Unfortunately, we had to leave Jai Wolf early in order to make it to Dog Blood, so we hurried over to the HARD stage to finally experience the reunion of Skrillex and Boys Noize’s iconic side project.
The set was everything I hoped for and more–a combination of Skrillex’s bass and Boys Noize’s techno sounds, with the rock influences that characterize Dog Blood’s style. The stage was illuminated with dim red light so you could only see the shadows of the two DJs, giving a dope mysterious feel. For the first time all weekend, lasers came out for a full on visual experience, adding even more to the hype of the crazy set.
After being blown away by Dog Blood, it was time for the last set of the night, Bassnectar.

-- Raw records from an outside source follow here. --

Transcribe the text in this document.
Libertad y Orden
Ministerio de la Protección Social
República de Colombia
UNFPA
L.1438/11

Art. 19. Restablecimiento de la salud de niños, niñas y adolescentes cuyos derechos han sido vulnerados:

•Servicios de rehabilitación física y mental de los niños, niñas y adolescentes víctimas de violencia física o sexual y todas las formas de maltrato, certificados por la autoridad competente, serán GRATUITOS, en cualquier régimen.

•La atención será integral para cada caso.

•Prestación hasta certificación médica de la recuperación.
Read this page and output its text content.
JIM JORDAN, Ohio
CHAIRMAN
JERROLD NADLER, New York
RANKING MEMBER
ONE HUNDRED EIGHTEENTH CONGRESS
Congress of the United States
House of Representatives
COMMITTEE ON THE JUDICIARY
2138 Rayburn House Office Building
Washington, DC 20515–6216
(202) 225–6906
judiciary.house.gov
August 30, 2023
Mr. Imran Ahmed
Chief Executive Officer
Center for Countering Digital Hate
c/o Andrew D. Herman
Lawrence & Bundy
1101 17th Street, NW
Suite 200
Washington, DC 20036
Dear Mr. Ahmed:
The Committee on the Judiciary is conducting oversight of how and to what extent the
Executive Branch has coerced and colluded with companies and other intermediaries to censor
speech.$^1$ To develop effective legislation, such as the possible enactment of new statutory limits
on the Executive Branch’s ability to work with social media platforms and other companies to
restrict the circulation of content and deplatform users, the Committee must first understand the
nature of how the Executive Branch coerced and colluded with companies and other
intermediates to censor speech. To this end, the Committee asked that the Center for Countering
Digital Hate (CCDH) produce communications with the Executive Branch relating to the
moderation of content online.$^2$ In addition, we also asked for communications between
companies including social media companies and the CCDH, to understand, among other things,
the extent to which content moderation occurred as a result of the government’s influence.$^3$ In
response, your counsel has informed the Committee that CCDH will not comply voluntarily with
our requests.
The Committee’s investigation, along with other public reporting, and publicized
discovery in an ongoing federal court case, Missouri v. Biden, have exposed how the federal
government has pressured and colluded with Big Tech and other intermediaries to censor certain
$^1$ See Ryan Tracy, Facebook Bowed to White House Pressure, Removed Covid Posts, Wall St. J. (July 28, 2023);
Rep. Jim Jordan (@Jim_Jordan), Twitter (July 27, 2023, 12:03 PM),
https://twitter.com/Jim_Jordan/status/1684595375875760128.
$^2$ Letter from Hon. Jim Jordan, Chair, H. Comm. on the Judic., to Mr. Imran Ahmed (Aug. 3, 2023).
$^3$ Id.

On the way over we caught a little bit of Claude VonStroke closing out the Birdhouse Takeover of the Pink Stage. He was spinning the most fire house and techno beats–it was so hard to leave! Bassnectar‘s set was as bass heavy and visually pleasing as expected, the lasers full force for his set as well. He definitely finished things off with a bang, giving us one last chance to rage with whatever energy we had left.
I left the festival with mixed feelings, but one thing was for sure– I experienced some extraordinary sets at HARD Summer.
I had the time of my life at the campgrounds, but the festival itself lacked the community aspect that I love so much about most festivals. The crowd was missing something–did they lack a passion for the music? Did they need someone like Dillon Francis to rally behind? It could have been a number of factors, potentially even the tightened security making people uncomfortable or perhaps it was everyone just being depressed about the uncertain future of HARD, but this year was noticeably different from past years. I do have to give them props for a much better venue, great stage production, and an incredible lineup.
I’ll be very interested to see what happens with the festival next year, considering the departure of Gary Richards as the head of HARD Events and the slew of artists who are refusing to play HARD events without him. The future of the company lies in the hands of Live Nation, so we’ll see if they’ll be able to pull together a successful festival without Gary and many of the artists in HARD’s family. Only time will tell!